We moved to a town in NC for 4 years where fake was the norm. Seriously… it was like Stepfordville or something. Everyone wanted to look like they had the most money, the nicest home, the nicest clothes, and that they had it all together. It was intimidating, even though I KNEW it wasn’t true. We are all just people on the inside, right?
I’m not the all-together perfect person. Sure, I can fake it with the best of them, but I don’t want to! Some of my favorite people to hang out with are teenagers. They are so honest! Even when it offends the older crowd… they just want to be real. A few weeks ago I was reading a young athiest’s blog who was asking questions about God. What I saw in those pages was a real person, who is looking for answers to the things in life that don’t make sense. She was hiding behind “athiesm” as a protection from being hurt, but she was peeking out from behind the mask to see what the response was to her honesty. I wish I could say that she was responded to kindly by all of the Christians who left a comment for her.

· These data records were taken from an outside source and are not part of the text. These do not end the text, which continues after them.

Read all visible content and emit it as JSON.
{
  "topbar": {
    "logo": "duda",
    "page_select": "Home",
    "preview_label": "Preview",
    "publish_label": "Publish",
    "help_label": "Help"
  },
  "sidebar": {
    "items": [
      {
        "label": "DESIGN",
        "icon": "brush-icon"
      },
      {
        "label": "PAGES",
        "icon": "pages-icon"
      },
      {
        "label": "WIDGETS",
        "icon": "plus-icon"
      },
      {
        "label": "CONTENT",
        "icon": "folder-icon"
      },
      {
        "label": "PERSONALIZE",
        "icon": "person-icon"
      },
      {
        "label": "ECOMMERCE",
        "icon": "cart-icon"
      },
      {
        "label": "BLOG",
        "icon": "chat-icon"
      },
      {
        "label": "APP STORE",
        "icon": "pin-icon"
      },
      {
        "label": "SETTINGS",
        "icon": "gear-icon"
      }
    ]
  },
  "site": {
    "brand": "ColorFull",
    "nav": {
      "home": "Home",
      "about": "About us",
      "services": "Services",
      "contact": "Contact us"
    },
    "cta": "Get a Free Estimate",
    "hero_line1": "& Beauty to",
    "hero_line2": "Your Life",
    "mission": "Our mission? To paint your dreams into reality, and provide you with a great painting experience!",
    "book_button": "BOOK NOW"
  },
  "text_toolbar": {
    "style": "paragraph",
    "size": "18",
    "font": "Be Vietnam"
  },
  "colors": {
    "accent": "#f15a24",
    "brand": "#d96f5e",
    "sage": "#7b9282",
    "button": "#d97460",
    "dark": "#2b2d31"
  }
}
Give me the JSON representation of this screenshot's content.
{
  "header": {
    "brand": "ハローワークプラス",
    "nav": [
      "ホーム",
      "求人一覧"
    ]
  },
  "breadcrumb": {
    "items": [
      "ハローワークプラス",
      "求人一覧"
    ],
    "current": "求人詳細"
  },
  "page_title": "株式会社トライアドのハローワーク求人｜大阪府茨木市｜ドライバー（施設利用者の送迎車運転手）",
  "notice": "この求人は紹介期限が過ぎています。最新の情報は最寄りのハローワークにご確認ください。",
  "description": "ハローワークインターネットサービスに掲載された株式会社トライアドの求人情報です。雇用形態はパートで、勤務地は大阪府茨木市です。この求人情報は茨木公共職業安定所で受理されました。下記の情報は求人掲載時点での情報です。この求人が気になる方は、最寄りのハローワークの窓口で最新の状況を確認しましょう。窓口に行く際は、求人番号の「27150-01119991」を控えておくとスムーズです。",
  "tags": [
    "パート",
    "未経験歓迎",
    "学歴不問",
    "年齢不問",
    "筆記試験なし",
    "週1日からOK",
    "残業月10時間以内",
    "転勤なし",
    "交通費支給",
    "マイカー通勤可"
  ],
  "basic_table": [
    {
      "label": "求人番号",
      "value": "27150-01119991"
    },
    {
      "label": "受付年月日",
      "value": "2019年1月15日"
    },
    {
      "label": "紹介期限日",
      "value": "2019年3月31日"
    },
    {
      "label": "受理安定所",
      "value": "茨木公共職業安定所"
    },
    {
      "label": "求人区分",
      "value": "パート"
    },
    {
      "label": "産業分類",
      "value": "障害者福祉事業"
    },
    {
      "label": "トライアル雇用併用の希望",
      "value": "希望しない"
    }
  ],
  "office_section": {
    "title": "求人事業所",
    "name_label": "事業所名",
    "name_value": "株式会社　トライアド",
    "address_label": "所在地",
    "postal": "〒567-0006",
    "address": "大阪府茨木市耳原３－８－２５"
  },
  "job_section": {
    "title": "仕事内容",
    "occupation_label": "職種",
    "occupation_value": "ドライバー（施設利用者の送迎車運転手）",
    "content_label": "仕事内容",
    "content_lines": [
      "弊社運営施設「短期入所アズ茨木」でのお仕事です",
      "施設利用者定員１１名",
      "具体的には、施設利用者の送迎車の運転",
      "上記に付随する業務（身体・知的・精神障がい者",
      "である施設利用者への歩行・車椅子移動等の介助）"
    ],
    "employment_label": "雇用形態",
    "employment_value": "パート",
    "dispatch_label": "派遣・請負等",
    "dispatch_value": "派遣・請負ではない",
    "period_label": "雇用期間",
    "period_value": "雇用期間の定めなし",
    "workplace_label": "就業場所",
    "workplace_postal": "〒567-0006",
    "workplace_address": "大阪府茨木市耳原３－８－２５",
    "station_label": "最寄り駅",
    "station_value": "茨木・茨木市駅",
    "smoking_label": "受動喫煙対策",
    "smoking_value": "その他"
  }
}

My prayer tonight is that I can be real. Even when other people reject that… even when they wear their masks and pretend to be something they aren’t. Even when they look down on me. I want to just be me. You know… the one God created, and redeemed. The me that I was made to be. Whoever she is, and whoever she isn’t, she is me. Me, in Christ. Will I be able to do it? Good question. I try already, but some of those behaviors are so ingrained from years of conditioning, that I’m sure it won’t be easy. But I’m making a good attempt.